Incertezza sul futuro della Cina nel settore minerario
Anche se questo potrebbe essere uno scenario molto reale se tutti i pezzi giusti andassero a posto, probabilmente è un tiro lungo. Nuovi attori nel mercato minerario stanno aprendo sempre più negozi negli stati nordici europei, in Canada e negli Stati Uniti. I costi di gestione, che includono opzioni energetiche più economiche come l’energia idroelettrica ed eolica, insieme a una mancanza di controllo da parte del governo che consentirebbe alle aziende di pianificare le loro strategie liberamente, rendono quelle località attraenti per gli investitori alla ricerca di un’opportunità più sostenibile.
Inoltre, non è chiaro quale sarà il futuro della Cina con Bitcoin. Insieme a tutte le criptovalute, è stato bandito nel paese da anni.
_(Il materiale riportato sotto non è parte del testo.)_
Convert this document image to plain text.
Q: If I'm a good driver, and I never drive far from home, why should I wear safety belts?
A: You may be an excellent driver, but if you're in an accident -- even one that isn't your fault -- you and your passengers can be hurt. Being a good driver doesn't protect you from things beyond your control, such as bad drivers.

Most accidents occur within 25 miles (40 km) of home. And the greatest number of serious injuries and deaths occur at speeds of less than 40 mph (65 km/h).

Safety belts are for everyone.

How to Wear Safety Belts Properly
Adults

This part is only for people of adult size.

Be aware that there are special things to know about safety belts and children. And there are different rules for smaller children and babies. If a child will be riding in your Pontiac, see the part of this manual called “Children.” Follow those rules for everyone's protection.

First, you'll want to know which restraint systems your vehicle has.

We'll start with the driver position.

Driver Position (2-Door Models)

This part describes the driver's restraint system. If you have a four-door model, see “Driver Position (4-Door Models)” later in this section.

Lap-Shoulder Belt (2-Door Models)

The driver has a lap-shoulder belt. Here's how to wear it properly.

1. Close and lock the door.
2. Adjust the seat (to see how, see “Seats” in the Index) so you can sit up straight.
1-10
Sebbene l’estrazione mineraria fosse stata autorizzata a continuare, il settore nel suo complesso era in fermento l’anno scorso. Anche se il governo cinese ha improvvisamente annunciato alla fine del 2023 un impegno per lo sviluppo della tecnologia blockchain e ha consentito alle miniere di continuare a funzionare, il governo non ha ancora revocato il divieto di criptovaluta. Anche se la Cina potrebbe prendere il controllo di Bitcoin, potrebbe non volerlo.
Tuttavia, lo schiacciante numero di minatori, pool minerari e aziende della Cina è qualcosa di cui la comunità Bitcoin deve essere consapevole. Allo stesso tempo, la comunità può garantire che il decentramento continui all’interno dell’ecosistema assicurandosi di mantenere diversificate le proprie operazioni di mining. Come ho accennato in precedenza, stiamo assistendo alla nascita di nuove mining farm in nuove aree geografiche, che continueranno a distribuire risorse e potenza mineraria in tutto il mondo.
Resta ancora da vedere quale sarà il futuro dell’estrazione mineraria cinese. Ma la comunità Bitcoin, che valorizza la trasparenza e la democrazia, lavorerà per garantire che rimanga aperta e disponibile per tutti.
I punti di vista, i pensieri e le opinioni qui espressi sono esclusivamente dell’autore e non riflettono o rappresentano necessariamente i punti di vista e le opinioni di Cointelegraph.
Philip Salter è il capo delle operazioni di mining presso Genesis Mining, la più grande operazione di crypto mining nel cloud, dove guida i team di sviluppo software, ingegneria dei dati e ricerca. Salter ha iniziato la sua carriera come sviluppatore di software per BSI Business Systems Integration AG. Salter è un avido minatore e appassionato di criptovalute con sede in Germania.